Dank Uschi gehörte ich auf einmal zu den drei angesehensten Schülern der gesamten Unterstufe. Die anderen waren ein Bub in der Parallelklasse, von dem es hieß, er spiele Klavier wie der junge Mozart, und ein dreizehnjähriges Mädchen, das unter dem Einsatz ihres Lebens einen Welpen vor dem Ertrinken gerettet hatte. Plötzlich wollten alle mit mir befreundet sein – außer Hetti, die zu stolz war, um sich bei mir anzubiedern. Doch für Freundschaften blieb mir leider keine Zeit. Uschi hatte große Probleme in der Schule, und ich musste ihr in fast allen Fächern Nachhilfe geben.
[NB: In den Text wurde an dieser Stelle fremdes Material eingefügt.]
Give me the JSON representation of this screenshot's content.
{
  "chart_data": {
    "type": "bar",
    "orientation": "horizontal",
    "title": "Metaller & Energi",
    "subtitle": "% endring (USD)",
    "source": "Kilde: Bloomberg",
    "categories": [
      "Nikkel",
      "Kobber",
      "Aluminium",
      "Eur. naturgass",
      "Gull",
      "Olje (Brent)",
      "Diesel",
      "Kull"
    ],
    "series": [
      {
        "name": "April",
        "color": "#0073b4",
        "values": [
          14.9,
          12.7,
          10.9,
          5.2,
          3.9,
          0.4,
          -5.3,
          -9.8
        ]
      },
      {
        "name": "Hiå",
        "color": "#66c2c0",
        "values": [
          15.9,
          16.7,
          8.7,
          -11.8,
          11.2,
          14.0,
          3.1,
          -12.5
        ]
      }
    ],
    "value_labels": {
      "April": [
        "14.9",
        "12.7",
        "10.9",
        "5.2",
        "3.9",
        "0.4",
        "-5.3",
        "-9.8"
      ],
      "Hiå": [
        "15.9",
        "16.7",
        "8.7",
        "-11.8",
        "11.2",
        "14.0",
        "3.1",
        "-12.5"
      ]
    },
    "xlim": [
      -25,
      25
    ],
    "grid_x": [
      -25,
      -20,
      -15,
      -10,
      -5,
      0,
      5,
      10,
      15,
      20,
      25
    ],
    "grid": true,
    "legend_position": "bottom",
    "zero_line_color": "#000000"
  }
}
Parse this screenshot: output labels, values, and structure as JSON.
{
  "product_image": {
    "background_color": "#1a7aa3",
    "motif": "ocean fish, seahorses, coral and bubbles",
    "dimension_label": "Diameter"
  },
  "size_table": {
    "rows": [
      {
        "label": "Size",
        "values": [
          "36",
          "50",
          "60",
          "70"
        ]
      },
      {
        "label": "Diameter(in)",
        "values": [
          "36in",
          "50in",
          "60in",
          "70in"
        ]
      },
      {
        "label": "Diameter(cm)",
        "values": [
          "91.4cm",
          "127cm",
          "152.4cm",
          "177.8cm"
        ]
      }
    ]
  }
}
Außerdem war sie rasend eifersüchtig und drehte durch, wenn ich mich mal zwei Nachmittage hintereinander nicht bei ihr blicken ließ. Dafür kochte sie regelmäßig die wunderbarsten Gerichte für mich, weil sie mich für zu dünn hielt. Ich habe nie mehr so gutes Miracoli mit Streukäse bekommen wie bei den Besuchen bei ihr, über die ich gern ausführlich berichtete. Bald konnte ich jedes Zimmer ihrer Wohnung beschreiben. Bei meinen Klassenkameraden, die jeden Morgen auf die neuesten Uschi-Geschichten warteten, stieß besonders das Badezimmer auf großes Interesse. Das musste Uschi nur mit ihrer Mutter teilen, denn ihr Vater, ein Offizier, war bei einem Manöver betrunken unter einen Panzer geraten (von einem solchen Unglück während seiner Bundeswehrzeit hatte mein Vater mal erzählt).